Differences on Idlib Overthrow Syria’s Four-Way Meeting

Differences on Idlib Overthrow Syria’s Four-Way Meeting

Friday, 17 August, 2018 - 06:30
Buildings destroyed in an explosion at an arms depot in Syria's Idlib province on August 12, 2018. AFP
Moscow - Raed Jabr
A decision by the Kremlin on Thursday to hold a third meeting of the Astana guarantor states instead of a Syria summit with the leaders of France, Turkey and Germany, signaled a stalemate in Russian-Turkish negotiations on the fate of the Syrian province of Idlib.

Russia expressed reservations over a possible four-way Syria summit planned for September 7 at Turkish President Recep Tayyip Erdogan’s initiative.

Instead, it announced that work was in progress to hold a third meeting of the Russian, Turkish, and Iranian leaders on a Syrian settlement in early September.

“The possibility of holding another trilateral meeting in early September is being explored.
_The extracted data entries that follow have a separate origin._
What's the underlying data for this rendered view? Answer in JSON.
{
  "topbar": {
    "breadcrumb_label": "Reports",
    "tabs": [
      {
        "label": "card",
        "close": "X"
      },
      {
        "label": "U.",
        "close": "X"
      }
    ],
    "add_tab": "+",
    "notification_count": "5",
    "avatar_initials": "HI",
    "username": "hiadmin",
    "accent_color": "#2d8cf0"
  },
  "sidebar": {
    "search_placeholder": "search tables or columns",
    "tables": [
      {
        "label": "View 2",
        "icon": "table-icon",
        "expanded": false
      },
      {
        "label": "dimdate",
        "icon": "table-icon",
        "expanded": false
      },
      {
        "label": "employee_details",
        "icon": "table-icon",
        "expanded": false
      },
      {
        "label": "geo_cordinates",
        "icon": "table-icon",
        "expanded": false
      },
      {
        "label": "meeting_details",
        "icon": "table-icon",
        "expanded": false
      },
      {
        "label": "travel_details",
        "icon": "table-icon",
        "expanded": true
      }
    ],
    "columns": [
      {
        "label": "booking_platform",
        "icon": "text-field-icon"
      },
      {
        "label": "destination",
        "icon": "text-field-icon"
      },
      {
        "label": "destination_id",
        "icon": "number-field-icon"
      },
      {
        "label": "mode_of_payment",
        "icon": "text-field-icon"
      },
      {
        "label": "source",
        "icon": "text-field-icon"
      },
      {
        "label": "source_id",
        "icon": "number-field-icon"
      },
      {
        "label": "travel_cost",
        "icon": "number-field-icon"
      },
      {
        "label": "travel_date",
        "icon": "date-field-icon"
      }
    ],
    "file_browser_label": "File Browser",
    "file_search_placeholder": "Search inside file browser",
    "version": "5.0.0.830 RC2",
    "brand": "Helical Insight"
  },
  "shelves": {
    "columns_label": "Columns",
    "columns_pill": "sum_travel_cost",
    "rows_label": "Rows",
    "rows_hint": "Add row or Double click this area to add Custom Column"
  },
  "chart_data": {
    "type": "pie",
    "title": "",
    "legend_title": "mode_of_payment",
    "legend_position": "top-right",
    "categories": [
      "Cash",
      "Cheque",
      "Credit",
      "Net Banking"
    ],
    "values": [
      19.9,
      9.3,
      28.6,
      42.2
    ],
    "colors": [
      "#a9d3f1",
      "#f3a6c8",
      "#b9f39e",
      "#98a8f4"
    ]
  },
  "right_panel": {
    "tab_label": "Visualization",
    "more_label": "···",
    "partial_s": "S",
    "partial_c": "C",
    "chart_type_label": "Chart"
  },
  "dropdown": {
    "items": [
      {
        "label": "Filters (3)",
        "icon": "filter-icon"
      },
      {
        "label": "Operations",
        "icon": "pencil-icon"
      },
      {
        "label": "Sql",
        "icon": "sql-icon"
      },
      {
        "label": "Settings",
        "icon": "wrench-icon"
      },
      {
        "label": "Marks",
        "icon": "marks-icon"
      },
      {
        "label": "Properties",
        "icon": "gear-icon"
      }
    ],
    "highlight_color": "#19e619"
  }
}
After the three presidents’ schedules are agreed on through diplomatic channels, we will let you know,” Russian Presidential Spokesman Dmitry Peskov told reporters.

The spokesperson said meetings between the leaders of Russia, Turkey, France and Germany on Syria are not on Russian President Vladimir Putin’s schedule yet.
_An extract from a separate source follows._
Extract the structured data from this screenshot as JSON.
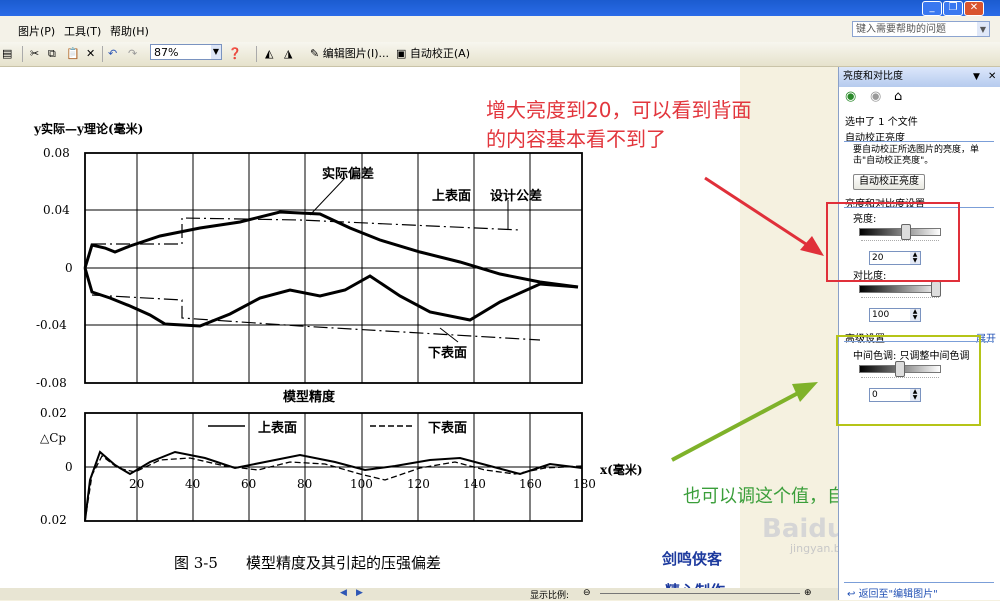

"There is no such meeting on the agenda," Peskov said.

Therefore, Moscow and Ankara have still not reached comprehensive understandings about the fate of Idlib as the Assad regime gears up for a military operation in the northwestern province.

Ankara had requested some time to settle the issue of extremist fighters in Idlib.

Separately, the meeting of Secretary of State Mike Pompeo with UN Special Envoy for Syria Staffan de Mistura on Wednesday tackled the return of refugees to Syria as well as the need "to prevent a humanitarian crisis from emerging in Idlib."

Washington confirmed that it still considers the Geneva process "as the only viable way forward for a long-term political solution in Syria.”

According to a statement issued by the State Department, Pompeo and de Mistura "agreed that all parties needed to move ahead on the political track and that any discussion of reconstruction was premature absent a political solution leading unalterably to both constitutional reform and free and fair elections as described in UN Security Council Resolution 2254.”